Он так глубоко затянулся, что я ожидал увидеть, как дым пойдет из пуговиц его жилета.

— А теперь вот что: каким образом Чейпин смог достать эти таблетки из пузырька? Это просто. Он их вообще не брал. Они были у Дрейера уже неделю, а Чейпин довольно часто забегал в галерею. Пару часов он провел там в понедельник во второй половине дня вроде бы для того, чтобы поговорить о картинах Элкаса. Он вполне мог уже тогда взять таблетки и спрятать их на всякий случай. И такой случай подвернулся ему в среду после ленча — всего лишь одно мгновение, мне ведь известно, что рассказывает Элкас. В четверг утром мой детектив допросил Сантини, итальянского эксперта, и все совпадало, но ведь тогда мы думали, что это самоубийство, это было просто рутинное расследование. За это время я послал запрос коллегам в Италию, они разыскали Сантини во Флоренции и как следует, подробно, с ним побеседовали. Он подтвердил правильность того, что говорил детективу на первом допросе, но добавил, что забыл тогда упомянуть, что Элкас, когда все вышли из конторы, за чем-то вернулся и был там примерно с полминуты. Что, если там стоял стакан Дрейера, еще наполовину полный, а Элкас бросил в него таблетки, которые ему заранее дал Чейпин, чтобы он это сделал за него?

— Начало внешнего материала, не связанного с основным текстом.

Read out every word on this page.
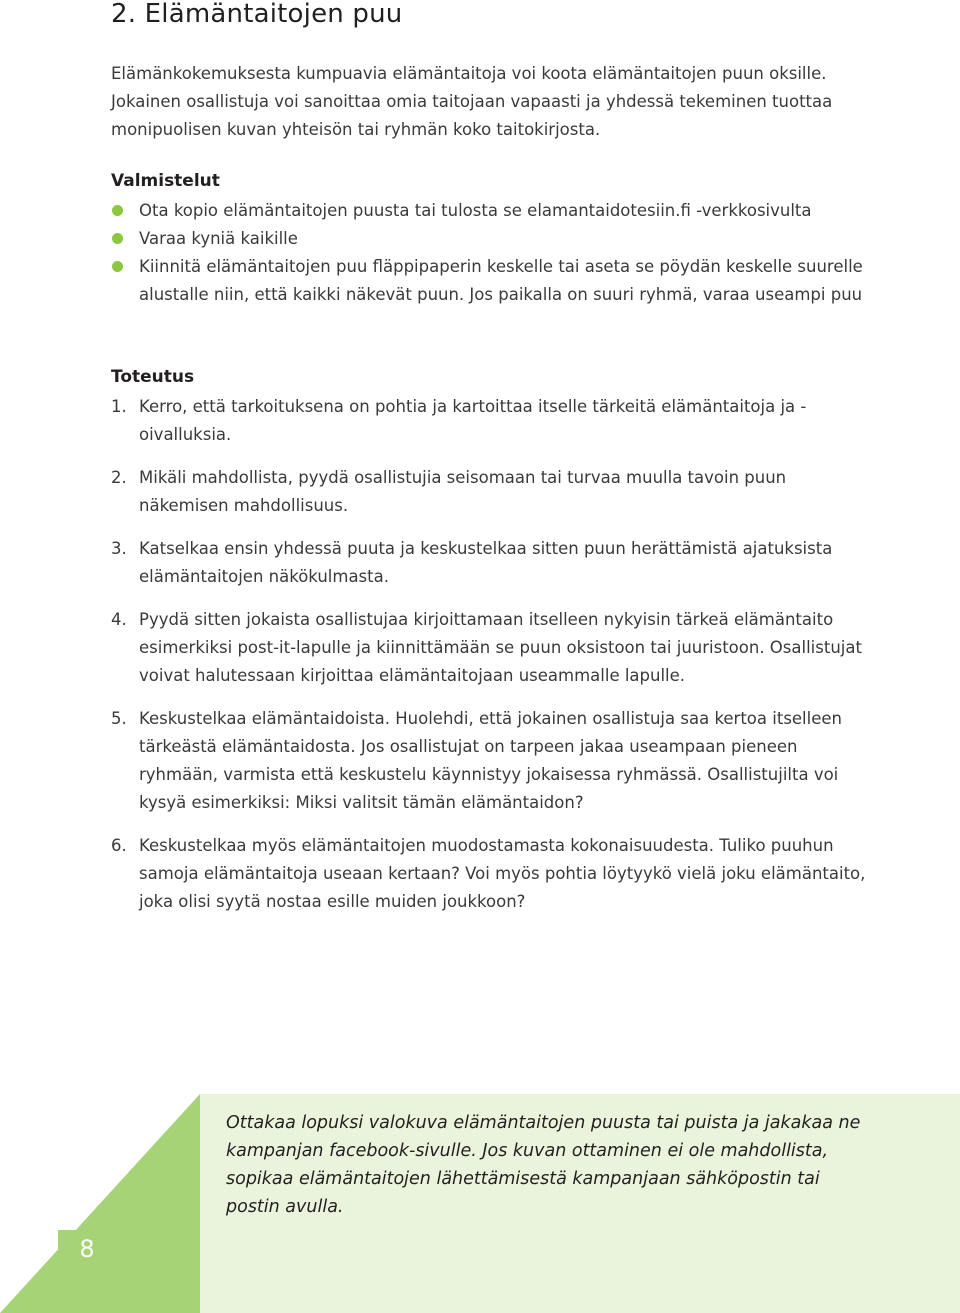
2. Elämäntaitojen puu

Elämänkokemuksesta kumpuavia elämäntaitoja voi koota elämäntaitojen puun oksille. Jokainen osallistuja voi sanoittaa omia taitojaan vapaasti ja yhdessä tekeminen tuottaa monipuolisen kuvan yhteisön tai ryhmän koko taitokirjosta.

Valmistelut
Ota kopio elämäntaitojen puusta tai tulosta se elamantaidotesiin.fi -verkkosivulta
Varaa kyniä kaikille
Kiinnitä elämäntaitojen puu fläppipaperin keskelle tai aseta se pöydän keskelle suurelle alustalle niin, että kaikki näkevät puun. Jos paikalla on suuri ryhmä, varaa useampi puu
Toteutus
1. Kerro, että tarkoituksena on pohtia ja kartoittaa itselle tärkeitä elämäntaitoja ja -oivalluksia.
2. Mikäli mahdollista, pyydä osallistujia seisomaan tai turvaa muulla tavoin puun näkemisen mahdollisuus.
3. Katselkaa ensin yhdessä puuta ja keskustelkaa sitten puun herättämistä ajatuksista elämäntaitojen näkökulmasta.
4. Pyydä sitten jokaista osallistujaa kirjoittamaan itselleen nykyisin tärkeä elämäntaito esimerkiksi post-it-lapulle ja kiinnittämään se puun oksistoon tai juuristoon. Osallistujat voivat halutessaan kirjoittaa elämäntaitojaan useammalle lapulle.
5. Keskustelkaa elämäntaidoista. Huolehdi, että jokainen osallistuja saa kertoa itselleen tärkeästä elämäntaidosta. Jos osallistujat on tarpeen jakaa useampaan pieneen ryhmään, varmista että keskustelu käynnistyy jokaisessa ryhmässä. Osallistujilta voi kysyä esimerkiksi: Miksi valitsit tämän elämäntaidon?
6. Keskustelkaa myös elämäntaitojen muodostamasta kokonaisuudesta. Tuliko puuhun samoja elämäntaitoja useaan kertaan? Voi myös pohtia löytyykö vielä joku elämäntaito, joka olisi syytä nostaa esille muiden joukkoon?

Ottakaa lopuksi valokuva elämäntaitojen puusta tai puista ja jakakaa ne kampanjan facebook-sivulle. Jos kuvan ottaminen ei ole mahdollista, sopikaa elämäntaitojen lähettämisestä kampanjaan sähköpostin tai postin avulla.

8
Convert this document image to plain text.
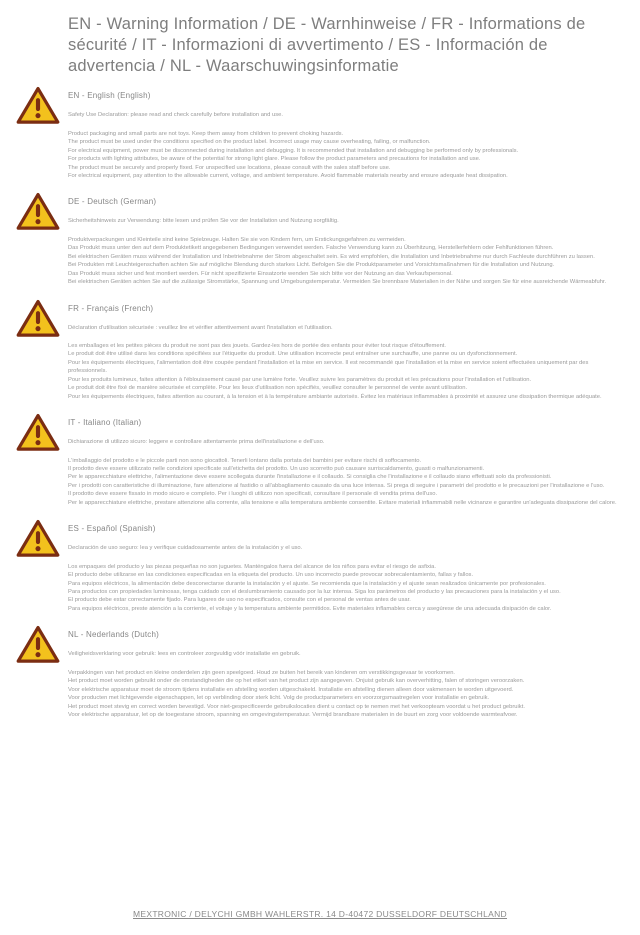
EN - Warning Information / DE - Warnhinweise / FR - Informations de sécurité / IT - Informazioni di avvertimento / ES - Información de advertencia / NL - Waarschuwingsinformatie
EN - English (English)

Safety Use Declaration: please read and check carefully before installation and use.

Product packaging and small parts are not toys. Keep them away from children to prevent choking hazards.

The product must be used under the conditions specified on the product label. Incorrect usage may cause overheating, failing, or malfunction.

For electrical equipment, power must be disconnected during installation and debugging. It is recommended that installation and debugging be performed only by professionals.

For products with lighting attributes, be aware of the potential for strong light glare. Please follow the product parameters and precautions for installation and use.

The product must be securely and properly fixed. For unspecified use locations, please consult with the sales staff before use.

For electrical equipment, pay attention to the allowable current, voltage, and ambient temperature. Avoid flammable materials nearby and ensure adequate heat dissipation.

DE - Deutsch (German)

Sicherheitshinweis zur Verwendung: bitte lesen und prüfen Sie vor der Installation und Nutzung sorgfältig.

Produktverpackungen und Kleinteile sind keine Spielzeuge. Halten Sie sie von Kindern fern, um Erstickungsgefahren zu vermeiden.

Das Produkt muss unter den auf dem Produktetikett angegebenen Bedingungen verwendet werden. Falsche Verwendung kann zu Überhitzung, Herstellerfehlern oder Fehlfunktionen führen.

Bei elektrischen Geräten muss während der Installation und Inbetriebnahme der Strom abgeschaltet sein. Es wird empfohlen, die Installation und Inbetriebnahme nur durch Fachleute durchführen zu lassen.

Bei Produkten mit Leuchteigenschaften achten Sie auf mögliche Blendung durch starkes Licht. Befolgen Sie die Produktparameter und Vorsichtsmaßnahmen für die Installation und Nutzung.

Das Produkt muss sicher und fest montiert werden. Für nicht spezifizierte Einsatzorte wenden Sie sich bitte vor der Nutzung an das Verkaufspersonal.

Bei elektrischen Geräten achten Sie auf die zulässige Stromstärke, Spannung und Umgebungstemperatur. Vermeiden Sie brennbare Materialien in der Nähe und sorgen Sie für eine ausreichende Wärmeabfuhr.

FR - Français (French)

Déclaration d'utilisation sécurisée : veuillez lire et vérifier attentivement avant l'installation et l'utilisation.

Les emballages et les petites pièces du produit ne sont pas des jouets. Gardez-les hors de portée des enfants pour éviter tout risque d'étouffement.

Le produit doit être utilisé dans les conditions spécifiées sur l'étiquette du produit. Une utilisation incorrecte peut entraîner une surchauffe, une panne ou un dysfonctionnement.

Pour les équipements électriques, l'alimentation doit être coupée pendant l'installation et la mise en service. Il est recommandé que l'installation et la mise en service soient effectuées uniquement par des professionnels.

Pour les produits lumineux, faites attention à l'éblouissement causé par une lumière forte. Veuillez suivre les paramètres du produit et les précautions pour l'installation et l'utilisation.

Le produit doit être fixé de manière sécurisée et complète. Pour les lieux d'utilisation non spécifiés, veuillez consulter le personnel de vente avant utilisation.

Pour les équipements électriques, faites attention au courant, à la tension et à la température ambiante autorisés. Évitez les matériaux inflammables à proximité et assurez une dissipation thermique adéquate.

IT - Italiano (Italian)

Dichiarazione di utilizzo sicuro: leggere e controllare attentamente prima dell'installazione e dell'uso.

L'imballaggio del prodotto e le piccole parti non sono giocattoli. Tenerli lontano dalla portata dei bambini per evitare rischi di soffocamento.

Il prodotto deve essere utilizzato nelle condizioni specificate sull'etichetta del prodotto. Un uso scorretto può causare surriscaldamento, guasti o malfunzionamenti.

Per le apparecchiature elettriche, l'alimentazione deve essere scollegata durante l'installazione e il collaudo. Si consiglia che l'installazione e il collaudo siano effettuati solo da professionisti.

Per i prodotti con caratteristiche di illuminazione, fare attenzione al fastidio o all'abbagliamento causato da una luce intensa. Si prega di seguire i parametri del prodotto e le precauzioni per l'installazione e l'uso.

Il prodotto deve essere fissato in modo sicuro e completo. Per i luoghi di utilizzo non specificati, consultare il personale di vendita prima dell'uso.

Per le apparecchiature elettriche, prestare attenzione alla corrente, alla tensione e alla temperatura ambiente consentite. Evitare materiali infiammabili nelle vicinanze e garantire un'adeguata dissipazione del calore.

ES - Español (Spanish)

Declaración de uso seguro: lea y verifique cuidadosamente antes de la instalación y el uso.

Los empaques del producto y las piezas pequeñas no son juguetes. Manténgalos fuera del alcance de los niños para evitar el riesgo de asfixia.

El producto debe utilizarse en las condiciones especificadas en la etiqueta del producto. Un uso incorrecto puede provocar sobrecalentamiento, fallas y fallos.

Para equipos eléctricos, la alimentación debe desconectarse durante la instalación y el ajuste. Se recomienda que la instalación y el ajuste sean realizados únicamente por profesionales.

Para productos con propiedades luminosas, tenga cuidado con el deslumbramiento causado por la luz intensa. Siga los parámetros del producto y las precauciones para la instalación y el uso.

El producto debe estar correctamente fijado. Para lugares de uso no especificados, consulte con el personal de ventas antes de usar.

Para equipos eléctricos, preste atención a la corriente, el voltaje y la temperatura ambiente permitidos. Evite materiales inflamables cerca y asegúrese de una adecuada disipación de calor.

NL - Nederlands (Dutch)

Veiligheidsverklaring voor gebruik: lees en controleer zorgvuldig vóór installatie en gebruik.

Verpakkingen van het product en kleine onderdelen zijn geen speelgoed. Houd ze buiten het bereik van kinderen om verstikkingsgevaar te voorkomen.

Het product moet worden gebruikt onder de omstandigheden die op het etiket van het product zijn aangegeven. Onjuist gebruik kan oververhitting, falen of storingen veroorzaken.

Voor elektrische apparatuur moet de stroom tijdens installatie en afstelling worden uitgeschakeld. Installatie en afstelling dienen alleen door vakmensen te worden uitgevoerd.

Voor producten met lichtgevende eigenschappen, let op verblinding door sterk licht. Volg de productparameters en voorzorgsmaatregelen voor installatie en gebruik.

Het product moet stevig en correct worden bevestigd. Voor niet-gespecificeerde gebruikslocaties dient u contact op te nemen met het verkoopteam voordat u het product gebruikt.

Voor elektrische apparatuur, let op de toegestane stroom, spanning en omgevingstemperatuur. Vermijd brandbare materialen in de buurt en zorg voor voldoende warmteafvoer.

MEXTRONIC / DELYCHI GMBH WAHLERSTR. 14 D-40472 DUSSELDORF DEUTSCHLAND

— Но зачем? Просто так, шутки ради?

— Я не говорю зачем. Мы сейчас как раз над этим работаем. Что, если, например, Дрейер продал Элкасу подлинники картин — ведь прошло уже шесть лет, — а Элкас их куда-то сплавил, заменил их подделками, а потом потребовал деньги обратно? Мы хотим в этом покопаться. В ту минуту, когда мне будет ясно зачем, я постараюсь организовать для Элкаса и Чейпина бесплатное проживание и питание.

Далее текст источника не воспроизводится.